中心には人生のどこかで誰もが見たことのある、夏の風物詩が描かれている。
夜空を彩る大輪の炎。
花火。
……え? 花火?
ヒバナは拳を突き上げて宣言した。
「――というわけで、今まであたしが集めていたのは全部打ち上げ花火の材料です! これを使ってダンジョンの中で“花火大会”をしまーす!」
〔花火!?!?〕
〔え、そんなもん作れんの?〕
〔ダンジョン内での花火大会ってこと!?〕
〔前代未聞すぎるwwww〕
〔世界初じゃないかそれ!?〕
「ひ、ヒバナさん。

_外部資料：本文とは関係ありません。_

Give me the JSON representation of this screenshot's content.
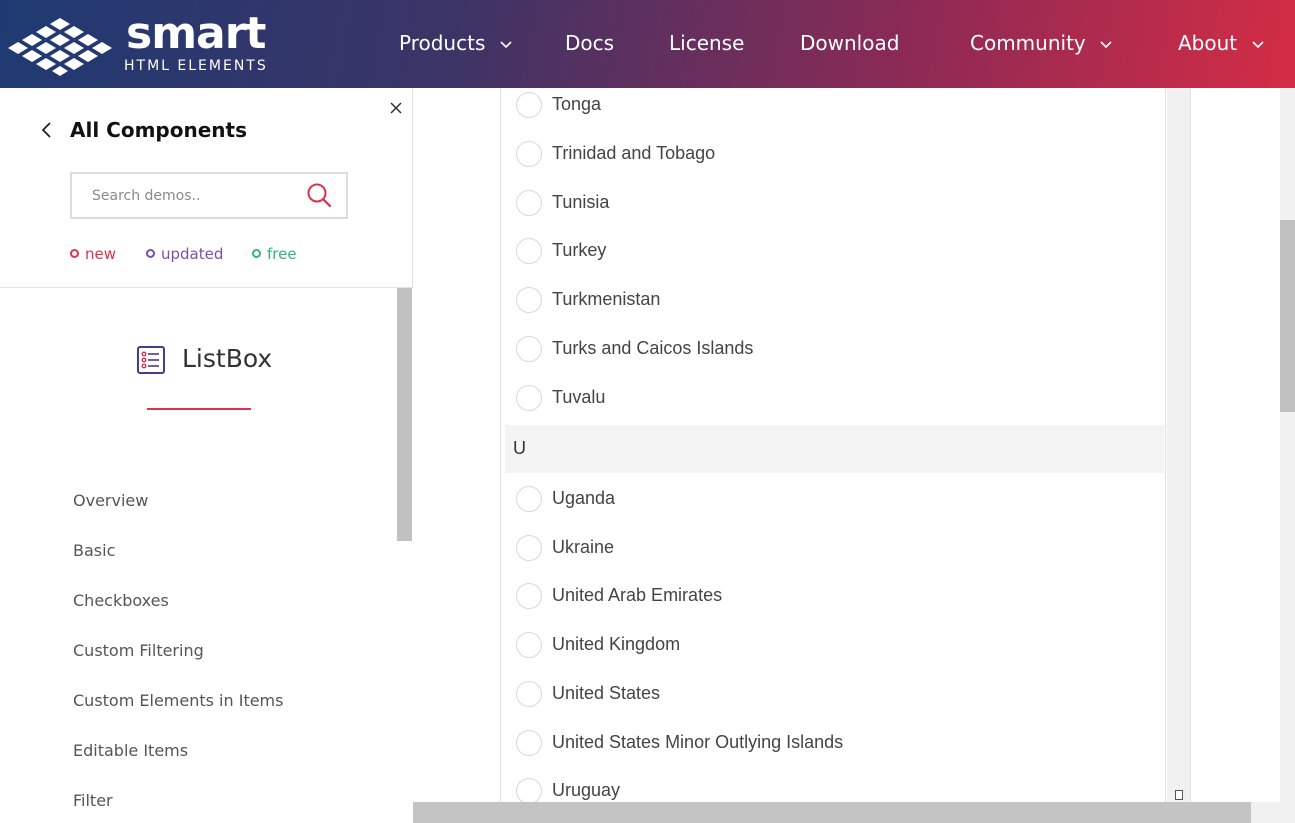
{
  "header": {
    "logo_word": "smart",
    "logo_sub": "HTML ELEMENTS",
    "nav": [
      {
        "label": "Products",
        "has_dropdown": true
      },
      {
        "label": "Docs",
        "has_dropdown": false
      },
      {
        "label": "License",
        "has_dropdown": false
      },
      {
        "label": "Download",
        "has_dropdown": false
      },
      {
        "label": "Community",
        "has_dropdown": true
      },
      {
        "label": "About",
        "has_dropdown": true
      }
    ]
  },
  "sidebar": {
    "back_label": "All Components",
    "search_placeholder": "Search demos..",
    "legend": {
      "new": "new",
      "updated": "updated",
      "free": "free"
    },
    "component_title": "ListBox",
    "demos": [
      "Overview",
      "Basic",
      "Checkboxes",
      "Custom Filtering",
      "Custom Elements in Items",
      "Editable Items",
      "Filter"
    ]
  },
  "listbox": {
    "items_before_group": [
      "Tonga",
      "Trinidad and Tobago",
      "Tunisia",
      "Turkey",
      "Turkmenistan",
      "Turks and Caicos Islands",
      "Tuvalu"
    ],
    "group_label": "U",
    "items_after_group": [
      "Uganda",
      "Ukraine",
      "United Arab Emirates",
      "United Kingdom",
      "United States",
      "United States Minor Outlying Islands",
      "Uruguay"
    ]
  },
  "colors": {
    "accent": "#e0314b",
    "updated": "#7a4fb0",
    "free": "#2eb87a",
    "header_start": "#1f3a73",
    "header_end": "#d42c45"
  }
}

世界初ってコメントがありますけどそれは」
「うん、なんかそうみたい。色々ダンジョン用のアイテムを作ってる会社の人にお願いして、作り方を考えてもらったんだ~。“エルテック”っていう会社なんだけど」
「げっほげほげほっ!」
めっちゃ有名な企業の名前が飛び出してきた! 俺でも知ってる!
「今回のイベントがうまくいったら世界中にも輸出するとかで、なんかすっごい期待してくれてるんだよね。だから準備頑張っちゃった! 素材アイテムも向こうが用意するって言ってくれてたんだけど、今回はどうしても自分で頑張りたくて」
〔エルテックぅ!?〕
〔日本一のダンジョン関連企業じゃねーか!!!!〕
〔国産ダンジョン用スマホの最大手だぞ……!? ドローンもシェアとんでもなかったはず〕
〔待ってくれよ! 頭がついていかねーよ! ガーディアンボスの戦いがかすんでくるって!〕
〔告知内容が思ってた数倍とんでもなかった件〕
〔よくこれ今まで隠し続けたな!?〕
「ヒバナさんの行動力、すごいですね……」
「そう? 普通に電話かけただけだけどね。そしたら向こうがあたしの配信を見たことがあったみたいで、お父さんと一緒にエルテックの本社に行って、色々相談して、あとはなんかあっさり。ダンジョン配信やっててよかったなー」
十二歳……だよな……?
ダンジョン業界で日本一の企業に根回しもなく電話かけて企画通すって……ええ……?
一方でヒバナは安心したような顔で、「みんな興味持ってくれてよかった~!」と呑気なことを言っている。
「あ、探索者協会には許可もらってるから安心してね。場所はこの横浜中華街ダンジョン、一番大きい湖のほとり! 実際に来てもらってもいいし、配信はするからそれを見てもらってもおっけー! 詳しい日程なんかはまた後でTwisterに上げます! みんなで最高の夏の思い出を作ろーっ!」
屈託のない顔でそんなことを言うヒバナ。
多分俺と視聴者は全員同じことを思っていたと思う。
……この子、将来は絶対大物になるわ。